I know this is an old post, but hear me out before you flame me. 

I have a good knowledge of suspension dynamics, and I have also live through the worst wheel bearing issues in my A4. My A4 used to eat wheel bearings for breakfast, and I decided to find out why. 

If you lower your car, or have generally worn shocks and springs, your car is going to sit lower, right? Well, when your car sits lower, you get some nasty negative camber in your wheels. This is why there are suspension adjustments built into vehicles by the manufacturer, usually aligning the wheels will solve this. But, there is a certain amount of fudge-factor when the shop aligns your tires.
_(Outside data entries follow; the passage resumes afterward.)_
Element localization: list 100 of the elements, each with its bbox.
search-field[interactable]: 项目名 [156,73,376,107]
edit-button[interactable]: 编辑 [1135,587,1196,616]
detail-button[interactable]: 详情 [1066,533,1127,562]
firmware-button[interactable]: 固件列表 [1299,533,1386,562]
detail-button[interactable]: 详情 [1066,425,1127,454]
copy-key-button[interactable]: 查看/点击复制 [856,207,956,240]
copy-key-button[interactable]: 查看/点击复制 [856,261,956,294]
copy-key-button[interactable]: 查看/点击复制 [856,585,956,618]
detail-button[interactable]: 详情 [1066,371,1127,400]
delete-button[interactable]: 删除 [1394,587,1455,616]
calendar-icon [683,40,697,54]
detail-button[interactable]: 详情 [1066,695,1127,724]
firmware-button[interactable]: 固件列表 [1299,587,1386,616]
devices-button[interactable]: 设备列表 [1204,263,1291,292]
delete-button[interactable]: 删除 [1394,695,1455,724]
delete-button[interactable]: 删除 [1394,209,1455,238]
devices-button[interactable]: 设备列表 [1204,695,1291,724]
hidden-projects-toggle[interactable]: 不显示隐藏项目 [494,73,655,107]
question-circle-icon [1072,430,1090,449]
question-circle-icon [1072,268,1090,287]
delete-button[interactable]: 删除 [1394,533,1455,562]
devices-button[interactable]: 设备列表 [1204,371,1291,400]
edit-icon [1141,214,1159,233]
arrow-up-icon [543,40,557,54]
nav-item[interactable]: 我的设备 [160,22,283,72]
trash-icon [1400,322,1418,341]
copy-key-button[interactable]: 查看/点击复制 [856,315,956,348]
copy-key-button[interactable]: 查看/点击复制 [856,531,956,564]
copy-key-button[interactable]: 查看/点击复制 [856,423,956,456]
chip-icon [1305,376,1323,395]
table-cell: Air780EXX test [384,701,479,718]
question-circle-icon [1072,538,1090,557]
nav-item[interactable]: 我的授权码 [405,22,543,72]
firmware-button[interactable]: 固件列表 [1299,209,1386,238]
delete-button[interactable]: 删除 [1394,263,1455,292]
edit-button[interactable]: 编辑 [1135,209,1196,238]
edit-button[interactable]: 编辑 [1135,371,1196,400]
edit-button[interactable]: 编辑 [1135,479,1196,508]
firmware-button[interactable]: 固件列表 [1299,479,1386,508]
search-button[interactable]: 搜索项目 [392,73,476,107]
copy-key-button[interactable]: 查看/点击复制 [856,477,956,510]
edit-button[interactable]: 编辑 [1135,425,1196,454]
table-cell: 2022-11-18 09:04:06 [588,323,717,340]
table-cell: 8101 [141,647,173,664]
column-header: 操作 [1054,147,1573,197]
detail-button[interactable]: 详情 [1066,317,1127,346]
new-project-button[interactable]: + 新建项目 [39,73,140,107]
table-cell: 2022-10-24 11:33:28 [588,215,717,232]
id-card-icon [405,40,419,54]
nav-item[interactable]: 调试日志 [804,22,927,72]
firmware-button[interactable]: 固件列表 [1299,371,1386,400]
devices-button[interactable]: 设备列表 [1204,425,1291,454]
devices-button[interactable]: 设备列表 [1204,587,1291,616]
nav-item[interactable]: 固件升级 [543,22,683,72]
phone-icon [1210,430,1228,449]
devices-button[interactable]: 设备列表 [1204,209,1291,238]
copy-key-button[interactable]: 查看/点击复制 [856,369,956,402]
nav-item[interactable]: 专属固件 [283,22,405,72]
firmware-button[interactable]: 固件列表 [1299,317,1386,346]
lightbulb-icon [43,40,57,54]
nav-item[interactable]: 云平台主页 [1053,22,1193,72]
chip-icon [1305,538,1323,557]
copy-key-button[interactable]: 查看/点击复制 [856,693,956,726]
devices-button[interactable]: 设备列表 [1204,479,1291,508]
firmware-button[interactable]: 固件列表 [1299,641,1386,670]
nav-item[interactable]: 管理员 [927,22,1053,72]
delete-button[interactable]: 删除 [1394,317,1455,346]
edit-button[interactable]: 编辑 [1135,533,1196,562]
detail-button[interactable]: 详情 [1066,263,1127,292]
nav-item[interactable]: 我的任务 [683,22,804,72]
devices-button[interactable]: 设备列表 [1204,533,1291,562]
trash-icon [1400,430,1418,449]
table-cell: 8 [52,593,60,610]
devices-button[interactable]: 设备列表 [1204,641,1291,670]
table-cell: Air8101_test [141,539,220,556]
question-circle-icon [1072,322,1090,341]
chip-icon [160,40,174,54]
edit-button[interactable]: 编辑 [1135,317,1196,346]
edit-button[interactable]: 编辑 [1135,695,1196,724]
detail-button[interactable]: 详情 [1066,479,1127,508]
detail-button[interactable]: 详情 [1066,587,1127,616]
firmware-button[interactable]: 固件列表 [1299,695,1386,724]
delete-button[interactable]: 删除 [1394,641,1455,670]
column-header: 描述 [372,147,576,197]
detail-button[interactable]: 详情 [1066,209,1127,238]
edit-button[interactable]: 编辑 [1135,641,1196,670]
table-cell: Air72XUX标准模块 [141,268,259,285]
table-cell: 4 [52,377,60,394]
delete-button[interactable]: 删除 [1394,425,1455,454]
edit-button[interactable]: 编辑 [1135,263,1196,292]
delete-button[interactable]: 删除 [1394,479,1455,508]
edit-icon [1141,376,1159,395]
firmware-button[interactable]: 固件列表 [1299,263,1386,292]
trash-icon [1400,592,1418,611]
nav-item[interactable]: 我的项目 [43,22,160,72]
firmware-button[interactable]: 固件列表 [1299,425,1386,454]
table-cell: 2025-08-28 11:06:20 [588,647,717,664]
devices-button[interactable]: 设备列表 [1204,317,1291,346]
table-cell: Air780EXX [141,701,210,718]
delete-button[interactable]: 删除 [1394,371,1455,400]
Now, think of negative camber. The tops of your wheels are closer to eachother than the bottoms, right? Now think of how your axle fits into the hub, and the bearing inside of that hub. The wheel, hub and bearing are all one piece, and the axle is supposed to be in line with the bearings axis of rotation. Now, when you have negative camber, the axis or rotation is slightly changed, the axle is now maybe 1-3 degrees off center. When you apply force to the axle to turn the wheel, you are actually putting shear-stresses on that bearing, because the axle is off of the center or rotation. If it were perfectly on center, the load force would be perpindicular to the bearings axis or rotation, which is what they are designed for. 

Wheel bearings were not designed nor can handle shear-stresses. Obviously they do handle some of those forces during driving, but if you have a constant negative camber it will cause premature wear on the bearing (not to mention your tires), causing it to fail.

I hope this helps, and people take this into consideration when lowering their car.